Position:

  • Bielefeld, 08. September 2009
Standpunkt

Krankenversicherung gehört zum Existenzminimum - auch für Privatversicherte

Regelungslücke muss geschlossen werden

Alle in Deutschland haben Anspruch auf Krankenversicherungsschutz - dies war und ist sozialpolitischer Konsens -  Nun tun sich  wieder erste Lücken  auf.

Was ist der Hintergrund:

Zum 1. Januar 2009 trat, mit dem GKV-Wettbewerbsstärkungsgesetz, eine Änderung in Kraft nach der Privatversicherte auch dann nicht mehr Pflichtmitglied in der gesetzlichen Krankenversicherung werden, wenn sie SGB II -Leistungen benötigen. Vor dieser Neuregelung war der Wechsel in die GKV möglich.
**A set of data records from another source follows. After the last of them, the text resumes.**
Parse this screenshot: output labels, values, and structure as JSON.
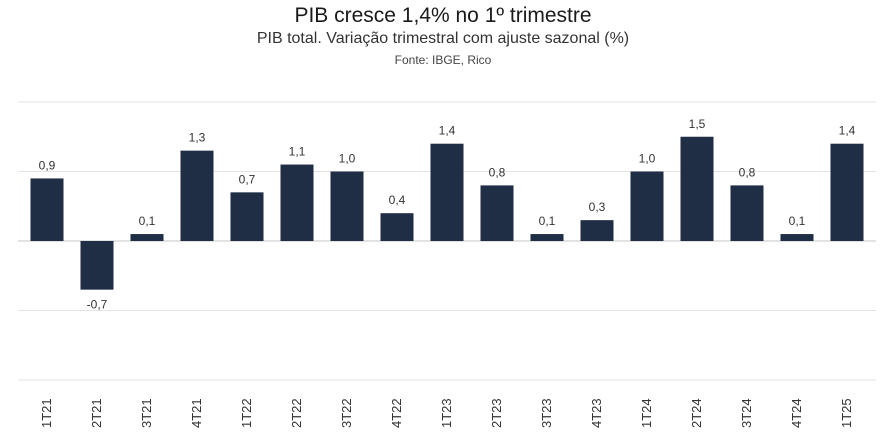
{
  "chart_data": {
    "type": "bar",
    "title": "PIB cresce 1,4% no 1º trimestre",
    "subtitle": "PIB total. Variação trimestral com ajuste sazonal (%)",
    "source": "Fonte: IBGE, Rico",
    "categories": [
      "1T21",
      "2T21",
      "3T21",
      "4T21",
      "1T22",
      "2T22",
      "3T22",
      "4T22",
      "1T23",
      "2T23",
      "3T23",
      "4T23",
      "1T24",
      "2T24",
      "3T24",
      "4T24",
      "1T25"
    ],
    "values": [
      0.9,
      -0.7,
      0.1,
      1.3,
      0.7,
      1.1,
      1.0,
      0.4,
      1.4,
      0.8,
      0.1,
      0.3,
      1.0,
      1.5,
      0.8,
      0.1,
      1.4
    ],
    "labels": [
      "0,9",
      "-0,7",
      "0,1",
      "1,3",
      "0,7",
      "1,1",
      "1,0",
      "0,4",
      "1,4",
      "0,8",
      "0,1",
      "0,3",
      "1,0",
      "1,5",
      "0,8",
      "0,1",
      "1,4"
    ],
    "ylim": [
      -2.0,
      2.0
    ],
    "grid": true,
    "bar_color": "#1f2d45"
  }
}
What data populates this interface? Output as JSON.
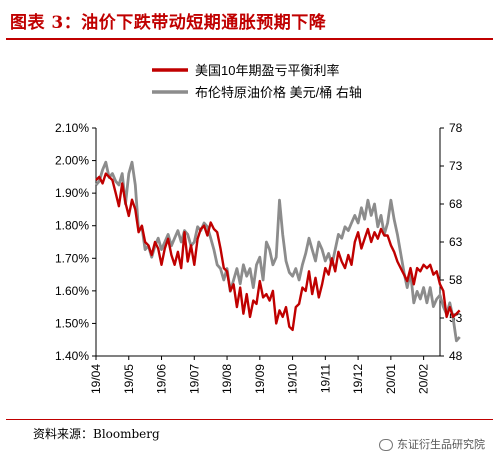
{
  "title": "图表 3：油价下跌带动短期通胀预期下降",
  "source": "资料来源：Bloomberg",
  "watermark": "东证衍生品研究院",
  "colors": {
    "series1": "#c00000",
    "series2": "#8c8c8c",
    "title": "#c00000"
  },
  "chart_data": {
    "type": "line",
    "x_ticks": [
      "19/04",
      "19/05",
      "19/06",
      "19/07",
      "19/08",
      "19/09",
      "19/10",
      "19/11",
      "19/12",
      "20/01",
      "20/02"
    ],
    "ylim_left": [
      0.014,
      0.021
    ],
    "yticks_left": [
      "1.40%",
      "1.50%",
      "1.60%",
      "1.70%",
      "1.80%",
      "1.90%",
      "2.00%",
      "2.10%"
    ],
    "ylim_right": [
      48,
      78
    ],
    "yticks_right": [
      "48",
      "53",
      "58",
      "63",
      "68",
      "73",
      "78"
    ],
    "legend_position": "top",
    "series": [
      {
        "name": "美国10年期盈亏平衡利率",
        "axis": "left",
        "x": [
          0,
          0.1,
          0.2,
          0.3,
          0.4,
          0.5,
          0.6,
          0.7,
          0.8,
          0.9,
          1.0,
          1.1,
          1.2,
          1.3,
          1.4,
          1.5,
          1.6,
          1.7,
          1.8,
          1.9,
          2.0,
          2.1,
          2.2,
          2.3,
          2.4,
          2.5,
          2.6,
          2.7,
          2.8,
          2.9,
          3.0,
          3.1,
          3.2,
          3.3,
          3.4,
          3.5,
          3.6,
          3.7,
          3.8,
          3.9,
          4.0,
          4.1,
          4.2,
          4.3,
          4.4,
          4.5,
          4.6,
          4.7,
          4.8,
          4.9,
          5.0,
          5.1,
          5.2,
          5.3,
          5.4,
          5.5,
          5.6,
          5.7,
          5.8,
          5.9,
          6.0,
          6.1,
          6.2,
          6.3,
          6.4,
          6.5,
          6.6,
          6.7,
          6.8,
          6.9,
          7.0,
          7.1,
          7.2,
          7.3,
          7.4,
          7.5,
          7.6,
          7.7,
          7.8,
          7.9,
          8.0,
          8.1,
          8.2,
          8.3,
          8.4,
          8.5,
          8.6,
          8.7,
          8.8,
          8.9,
          9.0,
          9.1,
          9.2,
          9.3,
          9.4,
          9.5,
          9.6,
          9.7,
          9.8,
          9.9,
          10.0,
          10.1,
          10.2,
          10.3,
          10.4,
          10.5,
          10.6,
          10.7,
          10.8,
          10.9,
          11.0,
          11.1
        ],
        "values": [
          0.0194,
          0.0195,
          0.0193,
          0.0196,
          0.0195,
          0.0194,
          0.019,
          0.0186,
          0.0193,
          0.0187,
          0.0183,
          0.0188,
          0.0185,
          0.0178,
          0.018,
          0.0175,
          0.0174,
          0.0171,
          0.0175,
          0.0173,
          0.0168,
          0.0173,
          0.0176,
          0.0171,
          0.0168,
          0.0172,
          0.0167,
          0.0178,
          0.0169,
          0.0174,
          0.0168,
          0.0176,
          0.0179,
          0.018,
          0.0177,
          0.0181,
          0.0179,
          0.0178,
          0.0173,
          0.0167,
          0.0166,
          0.016,
          0.0162,
          0.0155,
          0.0161,
          0.0153,
          0.0159,
          0.0152,
          0.0157,
          0.0156,
          0.0163,
          0.0158,
          0.0159,
          0.0157,
          0.016,
          0.015,
          0.0154,
          0.0152,
          0.0155,
          0.0149,
          0.0148,
          0.0155,
          0.0156,
          0.0161,
          0.016,
          0.0166,
          0.0159,
          0.0164,
          0.0158,
          0.0162,
          0.0167,
          0.0165,
          0.017,
          0.0166,
          0.0172,
          0.0169,
          0.0167,
          0.0171,
          0.0168,
          0.0175,
          0.0178,
          0.0173,
          0.0176,
          0.0179,
          0.0175,
          0.0178,
          0.0176,
          0.0179,
          0.0177,
          0.0177,
          0.0174,
          0.0172,
          0.0169,
          0.0167,
          0.0165,
          0.0163,
          0.0167,
          0.0162,
          0.0167,
          0.0166,
          0.0168,
          0.0167,
          0.0168,
          0.0165,
          0.0166,
          0.0162,
          0.016,
          0.0152,
          0.0155,
          0.0152,
          0.0153,
          0.0154
        ]
      },
      {
        "name": "布伦特原油价格 美元/桶 右轴",
        "axis": "right",
        "x": [
          0,
          0.1,
          0.2,
          0.3,
          0.4,
          0.5,
          0.6,
          0.7,
          0.8,
          0.9,
          1.0,
          1.1,
          1.2,
          1.3,
          1.4,
          1.5,
          1.6,
          1.7,
          1.8,
          1.9,
          2.0,
          2.1,
          2.2,
          2.3,
          2.4,
          2.5,
          2.6,
          2.7,
          2.8,
          2.9,
          3.0,
          3.1,
          3.2,
          3.3,
          3.4,
          3.5,
          3.6,
          3.7,
          3.8,
          3.9,
          4.0,
          4.1,
          4.2,
          4.3,
          4.4,
          4.5,
          4.6,
          4.7,
          4.8,
          4.9,
          5.0,
          5.1,
          5.2,
          5.3,
          5.4,
          5.5,
          5.6,
          5.7,
          5.8,
          5.9,
          6.0,
          6.1,
          6.2,
          6.3,
          6.4,
          6.5,
          6.6,
          6.7,
          6.8,
          6.9,
          7.0,
          7.1,
          7.2,
          7.3,
          7.4,
          7.5,
          7.6,
          7.7,
          7.8,
          7.9,
          8.0,
          8.1,
          8.2,
          8.3,
          8.4,
          8.5,
          8.6,
          8.7,
          8.8,
          8.9,
          9.0,
          9.1,
          9.2,
          9.3,
          9.4,
          9.5,
          9.6,
          9.7,
          9.8,
          9.9,
          10.0,
          10.1,
          10.2,
          10.3,
          10.4,
          10.5,
          10.6,
          10.7,
          10.8,
          10.9,
          11.0,
          11.1
        ],
        "values": [
          70.5,
          71.0,
          72.5,
          73.5,
          71.5,
          72.0,
          71.0,
          70.5,
          72.0,
          68.0,
          72.0,
          73.5,
          70.5,
          64.5,
          65.0,
          62.0,
          62.5,
          61.0,
          62.5,
          63.5,
          62.0,
          63.0,
          64.0,
          62.5,
          63.5,
          64.5,
          63.0,
          64.5,
          64.0,
          62.5,
          63.0,
          65.0,
          64.5,
          65.5,
          65.0,
          63.5,
          62.0,
          60.0,
          59.5,
          58.0,
          59.5,
          56.5,
          58.0,
          59.5,
          57.5,
          60.0,
          58.5,
          59.5,
          57.0,
          60.0,
          61.0,
          58.0,
          63.0,
          62.0,
          60.0,
          61.0,
          68.5,
          64.0,
          60.5,
          59.0,
          58.5,
          59.5,
          58.0,
          60.0,
          61.5,
          63.5,
          62.0,
          60.5,
          63.0,
          62.0,
          60.5,
          61.5,
          60.0,
          62.0,
          64.0,
          63.5,
          65.0,
          64.5,
          65.5,
          66.5,
          65.5,
          67.5,
          66.0,
          68.5,
          66.5,
          68.0,
          65.0,
          66.5,
          64.0,
          65.5,
          68.5,
          66.0,
          64.0,
          61.5,
          59.0,
          57.0,
          59.0,
          55.0,
          56.5,
          55.5,
          57.0,
          55.0,
          57.0,
          54.5,
          55.5,
          56.0,
          54.5,
          53.5,
          55.0,
          53.0,
          50.0,
          50.5
        ]
      }
    ]
  }
}
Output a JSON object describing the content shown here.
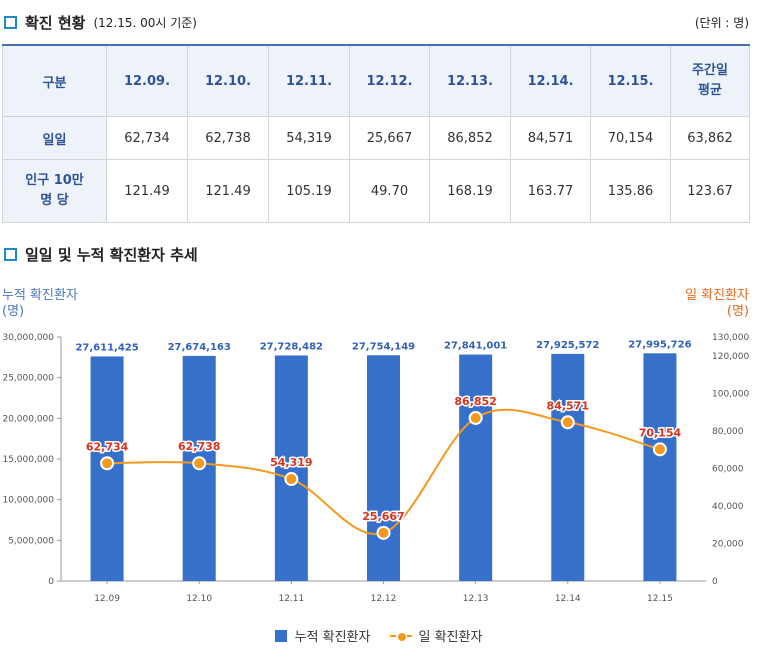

Ab 2009 kommt der neue Basistarif bei der Privaten Krankenversicherung in Frage. Dieser deckt Leistungen ab die denen der GKV entsprechen. Für 2009 beträgt die monatliche Prämie zum Basistarif maximal 569,63 Euro. Diesen Satz nehmen auch fast alle privaten Unternehmen. Für ALG II-Empfänger wird diese Prämie auf 284,82 Euro reduziert. Dies würde kein Problem darstellen wenn, wie für GKV-Versicherte, die Ämter den vollen Krankenversicherungsbeitrag übernehmen würden. Real wird aber lediglich ein Zuschuss in Höhe des gesetzlichen Beitrags gezahlt, der derzeit bei 129,54 Euro pro Monat liegt. Damit bleibt dem PKV-Versicherten im SGB II-Bezug eine Finanzierungslücke in Höhe von 155,28 Euro pro Monat.

Geschlossen werden kann diese Finanzierungslücke allenfalls von solchen, die Erwerbseinkünfte haben und durch ALG II-Zahlungen aufgestockt werden. Denn selbst gezahlte Versicherungsprämien (auch für Familienmitglieder) können vom Erwerbseinkommen abgesetzt werden.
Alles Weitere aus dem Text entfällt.